I postulate that many employers expect these skills to be picked up during their university modules and would not be needed to be stated as a requirement.

Academic Skills requested for Job Figure 4 - Requirement Frequency Against the Academic Skills

3.5 Hires by ownership type

We found that by ownership, the biggest hiring group of data driven jobs is the private sector, made up of privatised and public companies. It is not surprising that public companies are the biggest players since their profit-driven ethos would draw them to capitalise on new technology and skill sets that can help to streamline their operations and increase profits.

Ownership	Number of Jobs	Relative Frequency, %
Company - Private	815	40.00
Company - Public	503	25.00
Government	258	13.00
Subsidiary or Business Segment	33	2.00
College / University	16	1.00
Contract	9	0.00
Unknown	9	0.00

Screenshot 2020-05-23 at 12 32 40 Figure 5 - Tree Map Diagram of Ownership Type

3.6 Job Description Word Cloud

In the job description, we find that knowledge in machine learning is the most popular skill that is requested by employers.
Other notable skills are Data Mining, Predictive Modelling, Data Pipeline, Natural Language Processing(NLP) and big data.

Figure 6 - Job Description Word Cloud

4. Conclusions

Overall, I’m satisfied with the outcome of this project. I was able to fulfil my 2 goals of the project which was to have a better understanding of the Data centric Job Market and hone my web scraping techniques.
However, I acknowledge the assumptions and limitations to the dataset and would like to minimised these in future iterations.
My future works include gathering data from Linkedin Jobs as well to increase the sample size of my search. Thank you for viewing!(:

5. Acknowledgement

This project would not have been possible without the resources shared by other Github members. There are 2 notable Github members I would like to thank, they are Mr Ken Jee and Mr Ömer Sakarya.

6. Files in this Repository

The files in this bullet points are ordered in a chronological order of usage for this project.
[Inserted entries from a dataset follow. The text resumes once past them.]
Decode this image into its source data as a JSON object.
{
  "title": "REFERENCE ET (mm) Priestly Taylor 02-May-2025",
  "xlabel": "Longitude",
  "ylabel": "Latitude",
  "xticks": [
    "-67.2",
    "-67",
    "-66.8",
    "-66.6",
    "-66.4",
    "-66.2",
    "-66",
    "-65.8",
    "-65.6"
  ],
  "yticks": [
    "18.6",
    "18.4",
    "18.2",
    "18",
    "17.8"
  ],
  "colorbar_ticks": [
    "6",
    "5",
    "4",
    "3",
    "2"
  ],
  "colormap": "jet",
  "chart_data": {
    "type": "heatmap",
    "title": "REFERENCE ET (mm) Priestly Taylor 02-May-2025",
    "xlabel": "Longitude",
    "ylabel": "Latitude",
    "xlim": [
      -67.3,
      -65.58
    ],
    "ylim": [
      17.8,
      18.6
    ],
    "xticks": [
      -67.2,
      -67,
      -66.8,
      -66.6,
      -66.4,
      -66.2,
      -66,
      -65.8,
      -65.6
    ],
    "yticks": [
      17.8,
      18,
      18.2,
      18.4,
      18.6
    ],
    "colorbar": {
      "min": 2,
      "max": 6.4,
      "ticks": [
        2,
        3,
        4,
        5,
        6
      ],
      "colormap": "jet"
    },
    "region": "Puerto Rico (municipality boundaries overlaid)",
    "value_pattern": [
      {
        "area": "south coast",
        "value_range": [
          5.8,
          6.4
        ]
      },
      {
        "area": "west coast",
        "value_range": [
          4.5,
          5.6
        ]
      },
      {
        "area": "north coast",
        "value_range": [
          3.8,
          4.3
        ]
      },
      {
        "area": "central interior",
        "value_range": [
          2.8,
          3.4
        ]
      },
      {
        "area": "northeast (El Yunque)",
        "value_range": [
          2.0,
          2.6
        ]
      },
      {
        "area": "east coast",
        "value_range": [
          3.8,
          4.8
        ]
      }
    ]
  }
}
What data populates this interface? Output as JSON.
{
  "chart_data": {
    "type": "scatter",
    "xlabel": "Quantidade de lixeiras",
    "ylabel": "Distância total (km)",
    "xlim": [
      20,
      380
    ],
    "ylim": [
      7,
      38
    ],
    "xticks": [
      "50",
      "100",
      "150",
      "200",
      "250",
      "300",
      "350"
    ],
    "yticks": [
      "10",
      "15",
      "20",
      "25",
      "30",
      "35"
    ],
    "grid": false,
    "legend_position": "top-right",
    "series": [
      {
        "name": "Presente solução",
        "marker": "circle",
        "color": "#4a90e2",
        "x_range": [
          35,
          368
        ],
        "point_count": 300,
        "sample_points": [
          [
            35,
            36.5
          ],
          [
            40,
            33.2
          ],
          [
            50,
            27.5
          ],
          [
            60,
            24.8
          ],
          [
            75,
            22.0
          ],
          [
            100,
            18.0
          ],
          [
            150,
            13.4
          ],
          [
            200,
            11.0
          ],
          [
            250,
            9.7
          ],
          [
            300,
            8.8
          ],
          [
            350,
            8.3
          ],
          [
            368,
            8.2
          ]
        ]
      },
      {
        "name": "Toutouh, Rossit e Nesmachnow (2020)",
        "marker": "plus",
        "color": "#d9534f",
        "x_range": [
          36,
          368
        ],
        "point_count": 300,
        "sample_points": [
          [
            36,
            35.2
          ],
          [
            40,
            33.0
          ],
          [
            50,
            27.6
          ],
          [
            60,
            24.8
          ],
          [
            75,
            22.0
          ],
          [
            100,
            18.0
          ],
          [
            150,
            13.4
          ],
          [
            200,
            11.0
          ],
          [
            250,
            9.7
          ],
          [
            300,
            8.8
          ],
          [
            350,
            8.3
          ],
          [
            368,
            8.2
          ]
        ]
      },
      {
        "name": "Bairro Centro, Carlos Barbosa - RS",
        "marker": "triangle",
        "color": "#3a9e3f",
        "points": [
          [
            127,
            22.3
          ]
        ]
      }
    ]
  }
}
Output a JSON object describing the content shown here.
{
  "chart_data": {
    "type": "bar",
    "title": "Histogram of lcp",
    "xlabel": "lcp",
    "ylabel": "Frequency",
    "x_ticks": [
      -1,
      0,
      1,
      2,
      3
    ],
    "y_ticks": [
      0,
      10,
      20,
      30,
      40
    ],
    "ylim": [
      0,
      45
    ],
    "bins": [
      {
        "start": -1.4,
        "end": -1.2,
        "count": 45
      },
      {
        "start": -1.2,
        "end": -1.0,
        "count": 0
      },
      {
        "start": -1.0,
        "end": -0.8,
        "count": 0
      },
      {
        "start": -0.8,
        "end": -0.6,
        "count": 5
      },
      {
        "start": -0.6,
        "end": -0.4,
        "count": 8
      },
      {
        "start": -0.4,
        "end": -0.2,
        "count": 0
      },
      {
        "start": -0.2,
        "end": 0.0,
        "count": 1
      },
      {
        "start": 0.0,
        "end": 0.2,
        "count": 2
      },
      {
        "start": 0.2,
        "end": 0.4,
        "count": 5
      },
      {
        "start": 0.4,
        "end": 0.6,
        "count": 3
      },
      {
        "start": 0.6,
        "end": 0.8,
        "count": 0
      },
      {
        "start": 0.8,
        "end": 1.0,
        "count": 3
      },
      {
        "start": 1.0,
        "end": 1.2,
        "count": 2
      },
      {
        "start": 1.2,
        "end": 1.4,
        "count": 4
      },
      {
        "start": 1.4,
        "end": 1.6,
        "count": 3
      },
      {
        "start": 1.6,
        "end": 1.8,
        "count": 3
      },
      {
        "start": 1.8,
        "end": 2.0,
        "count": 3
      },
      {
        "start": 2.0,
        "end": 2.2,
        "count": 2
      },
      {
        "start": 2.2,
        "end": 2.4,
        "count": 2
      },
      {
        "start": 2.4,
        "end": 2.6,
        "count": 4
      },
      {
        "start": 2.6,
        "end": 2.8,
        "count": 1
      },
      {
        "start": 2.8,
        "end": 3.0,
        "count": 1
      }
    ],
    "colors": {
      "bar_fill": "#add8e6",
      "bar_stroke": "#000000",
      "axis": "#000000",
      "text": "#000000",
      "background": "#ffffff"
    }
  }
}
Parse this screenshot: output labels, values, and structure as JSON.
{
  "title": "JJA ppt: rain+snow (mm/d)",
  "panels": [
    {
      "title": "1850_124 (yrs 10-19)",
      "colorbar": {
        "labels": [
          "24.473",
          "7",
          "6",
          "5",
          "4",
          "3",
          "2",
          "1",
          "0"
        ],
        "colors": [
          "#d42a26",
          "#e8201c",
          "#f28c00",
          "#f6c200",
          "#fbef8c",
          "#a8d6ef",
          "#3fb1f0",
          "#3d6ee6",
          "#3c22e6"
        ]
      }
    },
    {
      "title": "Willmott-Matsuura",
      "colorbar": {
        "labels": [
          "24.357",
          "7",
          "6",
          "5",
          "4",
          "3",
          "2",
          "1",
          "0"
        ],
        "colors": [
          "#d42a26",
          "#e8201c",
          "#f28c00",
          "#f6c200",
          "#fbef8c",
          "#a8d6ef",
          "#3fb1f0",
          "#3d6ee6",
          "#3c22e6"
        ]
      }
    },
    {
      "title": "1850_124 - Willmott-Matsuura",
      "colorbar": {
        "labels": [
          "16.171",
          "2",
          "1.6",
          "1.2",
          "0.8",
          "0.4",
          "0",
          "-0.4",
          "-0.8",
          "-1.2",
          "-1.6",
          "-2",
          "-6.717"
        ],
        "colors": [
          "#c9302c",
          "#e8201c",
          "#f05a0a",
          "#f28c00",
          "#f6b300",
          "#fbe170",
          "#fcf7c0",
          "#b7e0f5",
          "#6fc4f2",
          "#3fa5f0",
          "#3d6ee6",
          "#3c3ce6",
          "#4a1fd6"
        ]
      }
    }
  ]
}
“chromedriver”: Needed for the webscraping algorithm in the 2nd bullet point
“glassdoor_scraper.py” : The Glassdoor webscraping algorithm in Python
“Part 1. Data Collection.ipynb” : The notebook where we call the webscraping algorithm for the different job titles
“Part 2. Data Cleaning.ipynb” : The notebook with various cleaning algorithm after the data is collected
“Part 3. Data Analysis.ipynb” :
“Various Job Titles CSV Files” Folder : Folder containing the CSV files that we save after the Data Collection step in bullet 3
“Various Graphical Visualisation” Folder : Folder containing the various Data Visualisation plots created during the Part 3. Data Analysis in .png format.
“LICENSE” : MIT license for open source projects
“README.md” : Documentation of the project

7. Disclaimer

This findings were collected in May 2020 and represents data accurate to that date that has been collected from Glassdoor. In no way, does past performances guarantee future results and employment. In addition, the data from one job site does not represent the entire job scene. I intended this post to give a sampled overview of the job market and should not be taken as a population representation.